Le quotidien "Zhoghovurd" écrit :


Le quotidien "Zhoghovurd" continue d'étudier le processus d'introduction de l'assurance maladie complète en Arménie et l'utilisation judicieuse des ressources financières nécessaires.


Nous parlons de l'accord de prêt réussi « Mise en œuvre du programme de couverture maladie universelle », par lequel, selon la réponse officielle, « un prêt d'une valeur de 102 000 000 d'euros » est accordé à l'Arménie.


Le traitement gratuit se fait à crédit Il ressort clairement de la réponse de l'organisme d'État que le gouvernement tente de faire avancer cette initiative de santé à grande échelle non pas au détriment de ses propres ressources budgétaires, mais au moyen de l'endettement. Et cela soulève en soi une grave question politique et sociale. Si le gouvernement promet aux gens un système d'assurance, une réduction du fardeau financier des soins médicaux, voire un traitement plus accessible ou « gratuit », alors pourquoi a-t-il pris le chemin de contracter un nouvel emprunt pour mettre en œuvre ce système ?


Plus encore, lorsque le pays entre dans une période politiquement sensible et approche de la phase pré-électorale, la question devient plus que naturelle : cette grande promesse sociale présentée aux citoyens repose-t-elle sur une stabilité financière à long terme, ou sur un mécanisme constitué de fonds de crédit, qui peut également servir à générer des attentes pré-électorales.


C’est une question à laquelle l’État est obligé de répondre non pas par de la propagande, mais par des calculs financiers détaillés.


En pause Clarification : pas de chiffres En réponse à l'enquête du quotidien "Zhoghovurd", il a été rapporté dans une lettre officielle que "l'accord de prêt fructueux "Mise en œuvre du programme de couverture sanitaire universelle" a été signé le 25 juillet 2024 entre la République d'Arménie, représentée par le Ministre des Finances de la République d'Arménie, et la Banque internationale pour la reconstruction et le développement, par laquelle il est prévu d'accorder un prêt d'une valeur de 102 000 000 d'euros à la République d'Arménie".

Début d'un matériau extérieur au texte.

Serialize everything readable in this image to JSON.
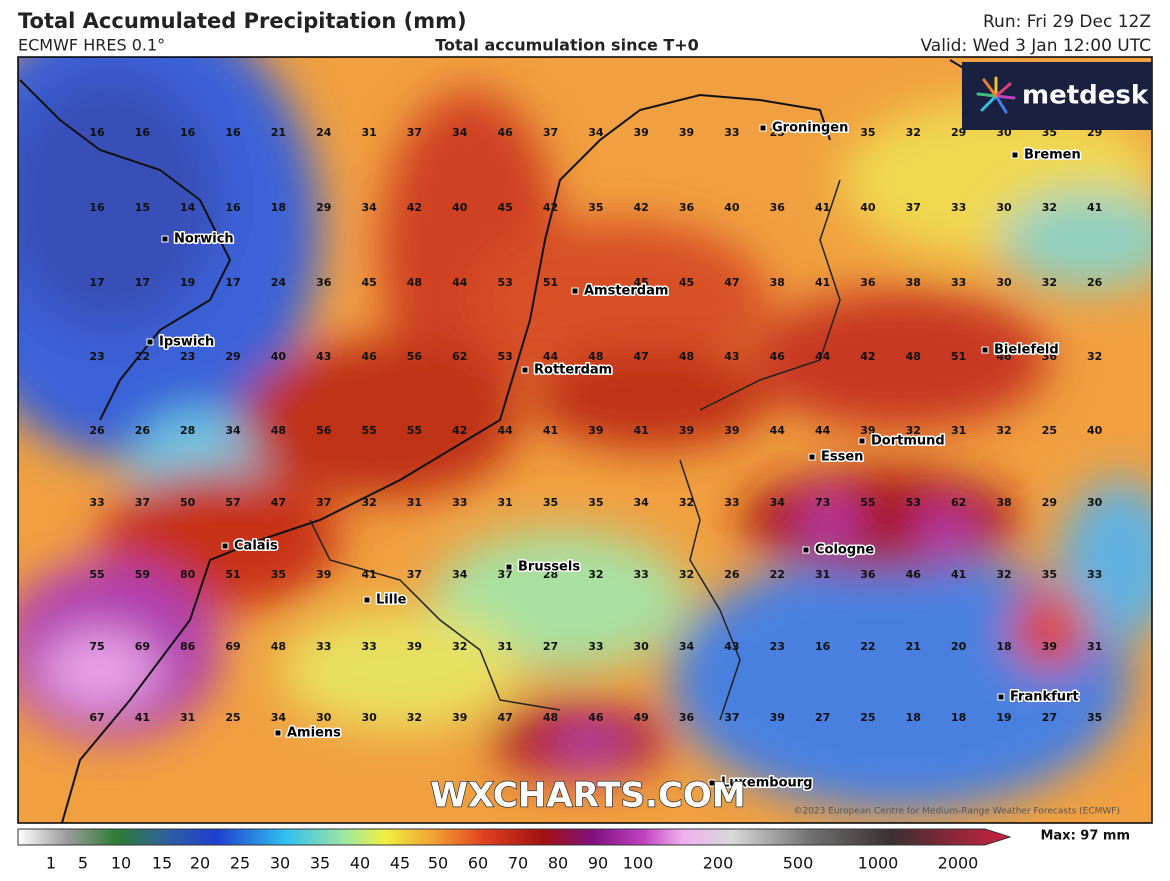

Selon la même réponse, "L'objectif du programme est d'améliorer la qualité et la mise en œuvre des soins médicaux primaires, d'augmenter l'efficacité des coûts de santé de l'emprunteur et de réduire les barrières financières à l'accès aux services de santé". Sur le papier, ces formulations semblent séduisantes, mais c’est là que réside le problème. l’État présente de grands objectifs, mais ne révèle pas les chiffres les plus importants.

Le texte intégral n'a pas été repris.